X = np.array(feature_df['features'].tolist())
y = np.array(feature_df['class'].tolist())

# 데이터 불균형 해결
ros = RandomOverSampler(random_state=CONFIG.SEED)
X_resampled, y_resampled = ros.fit_resample(X, y)
y_resampled = torch.tensor(y_resampled).long()  # 정수형으로 변환
y_resampled = torch.nn.functional.one_hot(y_resampled, num_classes=CONFIG.N_CLASSES).float()

# 데이터 분할
X_train, X_val, y_train, y_val = train_test_split(X_resampled, y_resampled, test_size=0.2, random_state=CONFIG.SEED)

# PyTorch Dataset 클래스 정의
class CustomDataset(Dataset):
    def __init__(self, mfcc, label):
        self.mfcc = mfcc
        self.label = label

    def __len__(self):
        return len(self.mfcc)

    def __getitem__(self, index):
        return self.mfcc[index], self.label[index]

train_dataset = CustomDataset(X_train, y_train)
val_dataset = CustomDataset(X_val, y_val)
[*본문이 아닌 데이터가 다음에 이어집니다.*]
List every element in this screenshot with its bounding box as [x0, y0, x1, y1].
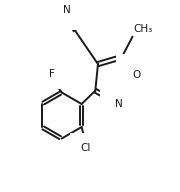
Text: Cl: Cl — [81, 143, 91, 153]
Text: CH₃: CH₃ — [133, 24, 153, 34]
Text: O: O — [132, 70, 140, 80]
Text: N: N — [63, 5, 71, 15]
Text: F: F — [49, 69, 55, 79]
Text: N: N — [115, 99, 123, 109]
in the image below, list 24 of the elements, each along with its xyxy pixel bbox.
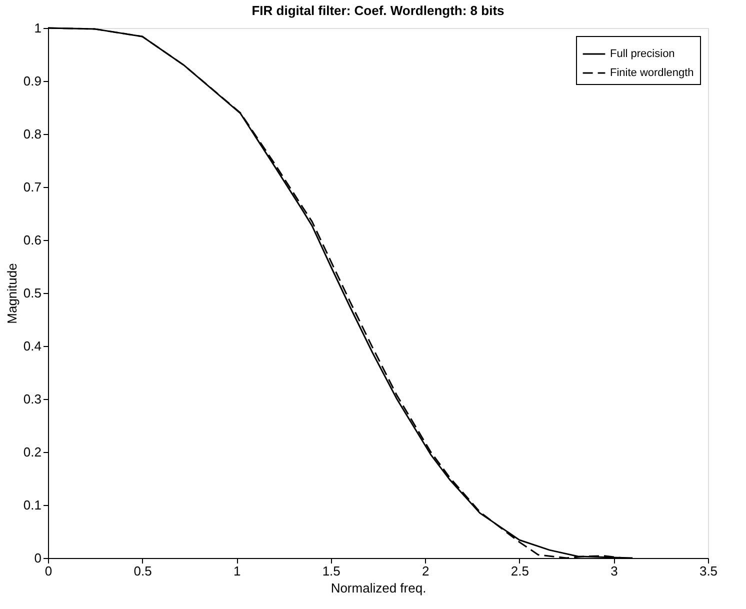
y-tick-label: 0.1	[23, 498, 42, 512]
y-tick-label: 0.6	[23, 232, 42, 248]
legend-label: Finite wordlength	[610, 67, 694, 79]
x-tick-label: 0.5	[134, 564, 152, 578]
x-tick-label: 0	[44, 564, 52, 578]
x-tick-label: 3	[610, 564, 618, 578]
x-tick-label: 3.5	[699, 564, 718, 578]
y-tick-label: 0.3	[23, 392, 42, 406]
x-tick-label: 2	[422, 564, 430, 578]
y-tick-label: 0.7	[23, 180, 42, 194]
x-tick-label: 1.5	[322, 564, 340, 578]
y-tick-label: 0.8	[23, 126, 42, 142]
y-tick-label: 0.2	[23, 444, 42, 460]
y-tick-label: 1	[34, 20, 42, 36]
legend-label: Full precision	[610, 48, 675, 60]
y-tick-label: 0.4	[23, 338, 42, 354]
y-tick-label: 0	[34, 550, 42, 566]
chart-title: FIR digital filter: Coef. Wordlength: 8 bits	[252, 3, 504, 18]
y-axis-title: Magnitude	[4, 263, 20, 324]
x-tick-label: 1	[233, 564, 241, 578]
y-tick-label: 0.5	[23, 286, 42, 300]
y-tick-label: 0.9	[23, 74, 42, 88]
x-axis-title: Normalized freq.	[330, 580, 426, 596]
x-tick-label: 2.5	[510, 564, 529, 578]
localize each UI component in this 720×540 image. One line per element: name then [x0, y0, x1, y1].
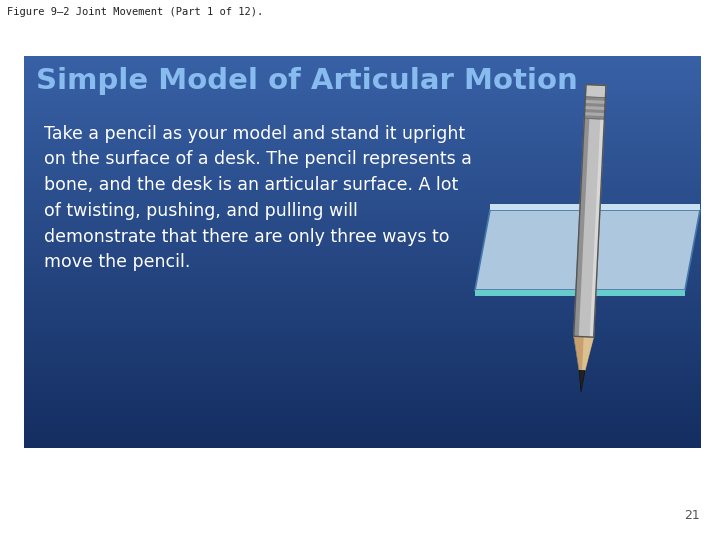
Polygon shape — [582, 337, 594, 370]
Text: Figure 9–2 Joint Movement (Part 1 of 12).: Figure 9–2 Joint Movement (Part 1 of 12)… — [7, 7, 264, 17]
Text: Simple Model of Articular Motion: Simple Model of Articular Motion — [36, 67, 577, 94]
Text: 21: 21 — [684, 509, 700, 522]
Polygon shape — [585, 85, 606, 98]
Polygon shape — [490, 204, 700, 210]
Polygon shape — [585, 97, 606, 119]
Polygon shape — [574, 118, 604, 337]
Polygon shape — [574, 336, 594, 370]
Polygon shape — [590, 119, 604, 337]
Text: Take a pencil as your model and stand it upright
on the surface of a desk. The p: Take a pencil as your model and stand it… — [44, 125, 472, 271]
Polygon shape — [574, 118, 590, 336]
Polygon shape — [585, 100, 606, 104]
Polygon shape — [585, 106, 605, 110]
Polygon shape — [585, 112, 605, 116]
Polygon shape — [579, 370, 585, 392]
Polygon shape — [475, 290, 685, 296]
Polygon shape — [475, 210, 700, 290]
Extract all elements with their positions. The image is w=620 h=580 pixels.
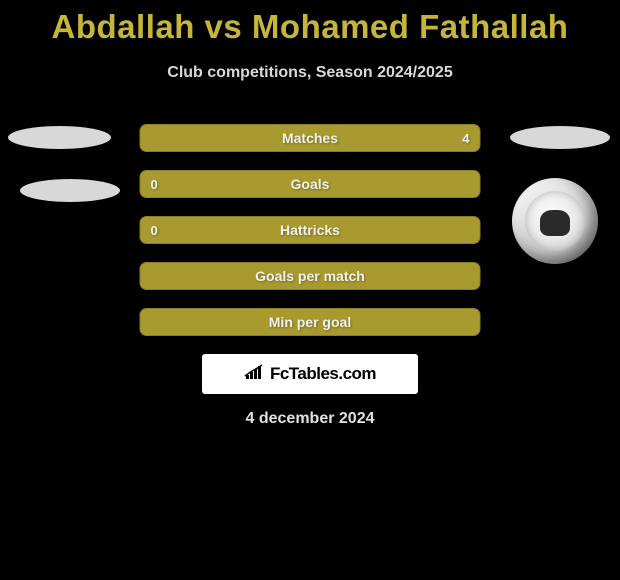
club-badge: [512, 178, 598, 264]
branding-box[interactable]: FcTables.com: [202, 354, 418, 394]
player-left-ellipse-1: [8, 126, 111, 149]
player-right-ellipse: [510, 126, 610, 149]
chart-bars-icon: [244, 363, 266, 386]
stat-row-min-per-goal: Min per goal: [140, 308, 481, 336]
stat-row-hattricks: 0 Hattricks: [140, 216, 481, 244]
stat-value-left: 0: [151, 223, 158, 238]
stat-label: Min per goal: [269, 314, 351, 330]
stat-label: Goals: [291, 176, 330, 192]
stat-value-left: 0: [151, 177, 158, 192]
stat-label: Matches: [282, 130, 338, 146]
page-subtitle: Club competitions, Season 2024/2025: [0, 64, 620, 82]
stat-label: Hattricks: [280, 222, 340, 238]
page-title: Abdallah vs Mohamed Fathallah: [0, 0, 620, 46]
footer-date: 4 december 2024: [246, 410, 375, 428]
stat-row-goals: 0 Goals: [140, 170, 481, 198]
stat-label: Goals per match: [255, 268, 365, 284]
player-left-ellipse-2: [20, 179, 120, 202]
branding-text: FcTables.com: [270, 364, 376, 384]
stat-row-goals-per-match: Goals per match: [140, 262, 481, 290]
stat-value-right: 4: [462, 131, 469, 146]
club-badge-emblem: [540, 210, 570, 236]
stat-row-matches: Matches 4: [140, 124, 481, 152]
stats-container: Matches 4 0 Goals 0 Hattricks Goals per …: [140, 124, 481, 354]
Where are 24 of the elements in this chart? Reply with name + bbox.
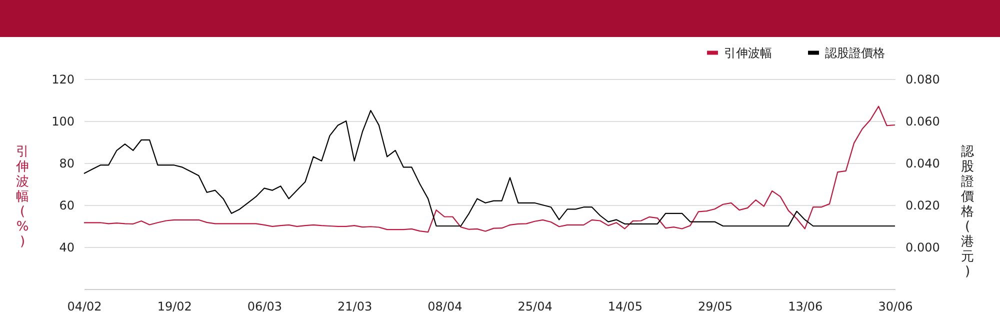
y-tick-label: 100	[52, 114, 74, 128]
x-tick-label: 06/03	[247, 300, 282, 314]
y-tick-label: 120	[52, 72, 74, 86]
y2-tick-label: 0.040	[906, 156, 940, 170]
x-tick-label: 29/05	[698, 300, 733, 314]
x-tick-label: 14/05	[608, 300, 642, 314]
x-tick-label: 25/04	[518, 300, 552, 314]
x-tick-label: 04/02	[67, 300, 102, 314]
x-tick-label: 13/06	[788, 300, 823, 314]
x-tick-label: 30/06	[878, 300, 913, 314]
legend-label: 引伸波幅	[724, 46, 772, 60]
y2-tick-label: 0.020	[906, 198, 940, 212]
y-tick-label: 60	[59, 198, 74, 212]
legend-label: 認股證價格	[825, 46, 885, 60]
x-tick-label: 21/03	[338, 300, 372, 314]
x-tick-label: 08/04	[428, 300, 462, 314]
y-tick-label: 40	[59, 240, 74, 254]
y-tick-label: 80	[59, 156, 74, 170]
y2-tick-label: 0.080	[906, 72, 940, 86]
y2-tick-label: 0.060	[906, 114, 940, 128]
y2-tick-label: 0.000	[906, 240, 940, 254]
x-tick-label: 19/02	[157, 300, 192, 314]
text: 認股證價格(港元)	[961, 144, 974, 280]
y-axis-title: 引伸波幅(%)	[15, 144, 29, 250]
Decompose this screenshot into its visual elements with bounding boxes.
train_loader = DataLoader(train_dataset, batch_size=CONFIG.BATCH_SIZE, shuffle=True)
val_loader = DataLoader(val_dataset, batch_size=CONFIG.BATCH_SIZE, shuffle=False)

# MLP 모델 정의
class MLP(nn.Module):
    def __init__(self, input_dim=CONFIG.N_MFCC, hidden_dims=[128, 256, 128], output_dim=CONFIG.N_CLASSES):
        super(MLP, self).__init__()
        self.fc1 = nn.Linear(input_dim, hidden_dims[0])
        self.fc2 = nn.Linear(hidden_dims[0], hidden_dims[1])
        self.fc3 = nn.Linear(hidden_dims[1], hidden_dims[2])
        self.fc4 = nn.Linear(hidden_dims[2], output_dim)
        self.relu = nn.ReLU()
        self.dropout = nn.Dropout(0.5)

    def forward(self, x):
        x = self.relu(self.fc1(x))
        x = self.dropout(x)
        x = self.relu(self.fc2(x))
        x = self.dropout(x)
        x = self.relu(self.fc3(x))
        x = self.dropout(x)
        x = self.fc4(x)
        return torch.sigmoid(x)

# 모델 학습 함수 정의
from sklearn.metrics import roc_auc_score

def train(model, optimizer, train_loader, val_loader, device):
    model.to(device)
    criterion = nn.BCELoss().to(device)
    
    best_val_score = 0
    best_model = None
    
    for epoch in range(1, CONFIG.N_EPOCHS+1):
        model.train()
        train_loss = []
        for features, labels in tqdm(iter(train_loader)):
            features = features.float().to(device)
            labels = labels.float().to(device)
            
            optimizer.zero_grad()
            
            output = model(features)
            loss = criterion(output, labels)
            
            loss.backward()
            optimizer.step()
            
            train_loss.append(loss.item())
                    
        _val_loss, _val_score = validation(model, criterion, val_loader, device)
        _train_loss = np.mean(train_loss)
        print(f'Epoch [{epoch}], Train Loss : [{_train_loss:.5f}] Val Loss : [{_val_loss:.5f}] Val AUC : [{_val_score:.5f}]')
            
        if best_val_score < _val_score:
            best_val_score = _val_score
            best_model = model
    
    return best_model

def multiLabel_AUC(y_true, y_scores):
    auc_scores = []
    for i in range(y_true.shape[1]):
        auc = roc_auc_score(y_true[:, i], y_scores[:, i])
        auc_scores.append(auc)
    mean_auc_score = np.mean(auc_scores)
    return mean_auc_score
    
def validation(model, criterion, val_loader, device):
    model.eval()
    val_loss, all_labels, all_probs = [], [], []
    
    with torch.no_grad():
        for features, labels in tqdm(iter(val_loader)):
            features = features.float().to(device)
            labels = labels.float().to(device)
            
            probs = model(features)
            
            loss = criterion(probs, labels)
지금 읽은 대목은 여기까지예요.